10代目「アコード」乗ってわかった走りの質感

e:HEVが実現した新たな“意のまま"の走り

反対にSPORTモードでは高めの減衰力特性に固定しつつ、アクセル操作に対する応答性を高めた出力特性に変化。同時に、電動パワーステアリングや、前輪ブレーキを適宜制御してコーナリング時の安定性を高める「アジャイルハンドリングアシスト」の特性を俊敏に。さらに、擬似的な音響装置である「アクティブサウンドコントロール」機能によって増幅させた加速音をスピーカーから出力する。

ここまできて、各種ギミックこそセールスポイントに思われる新型アコードだが、実際に運転環境に合わせて各モードを変更してみた結果、失礼ながらそこに新型アコードらしさを感じることはなかった。
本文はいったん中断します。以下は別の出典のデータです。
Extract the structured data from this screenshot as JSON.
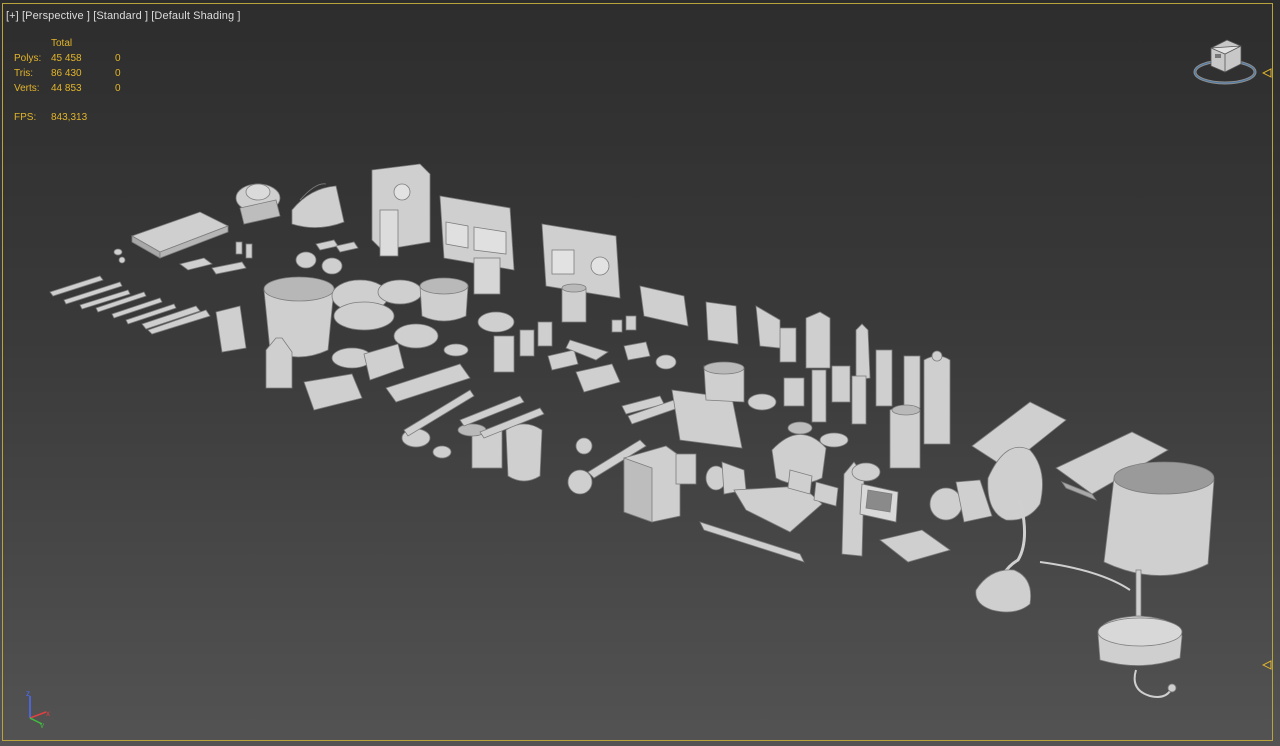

逆に筆者がもっとも“らしさ”を実感したのは、日常的な運転操作。その時、「人中心の感性に訴えかける乗り味」という開発哲学が、手に取るように伝わってきたからだ。

モーター駆動車ならではの“意のまま”の走り

運転席に座ると、真っ先に7インチの液晶画面に映し出される大きな2眼式メーターに目が行く。右側がスピードメーター、左側は出力とエネルギー回生を示す「パワー/チャージメーター」で占められる。

注目すべきは左側のアクセル操作に連動するパワーメーターで、8コマに区切られているうち、針が中間の4コマ目を超えないよう意識的にアクセル操作をしてみると、新型アコードがe:HEVで目指した走りが体感できる。

液晶表示されるパワーメーター(筆者撮影)

発進時を例に具体的に解説する。2コマ目までを上限にじんわり踏み込み、周辺の交通環境に合わせて操作量を調整していくと、モーター駆動特有の力強い走りが得られる。

ここでの要は“しっかり踏み込み、そこを保つこと”。その後の増速でも同じくしっかりとしたアクセル操作が求められる。高速道路でも同じくじんわり踏んで4コマ目あたりを上限に走らせると、加速させたい気持ちとクルマがリンクする。

誤解がないように申し添えればこの新型アコード、決して力不足なわけではなく、むしろ速い。それこそ8コマ目まで達するようアクセルを踏み込めば、高めの躍度を保ったまま一気に高速域まで向かう。

ただ、昨今の電動化車両のように、少しのアクセル操作量に対してグンと前に出るような加速演出がないため、それらと比較すると、「おや、遅いかな」と感じられるのだ。

こうした、しっかりと踏み込むアクセル操作を求めるということは、反対に減速させる際もじんわり戻せば必要な分だけ速度を落とせる、ということ。無意識に、といったら大げさだが、右足に意識を集中させずとも速度調整が楽に行えるから気疲れしない。

“意のまま”と表現されることの多いこうした走行特性は、新型アコードの大きな美点。車格やパワートレーンによる程度の差はあるが、フィットのe:HEVモデルとの共通項でもある。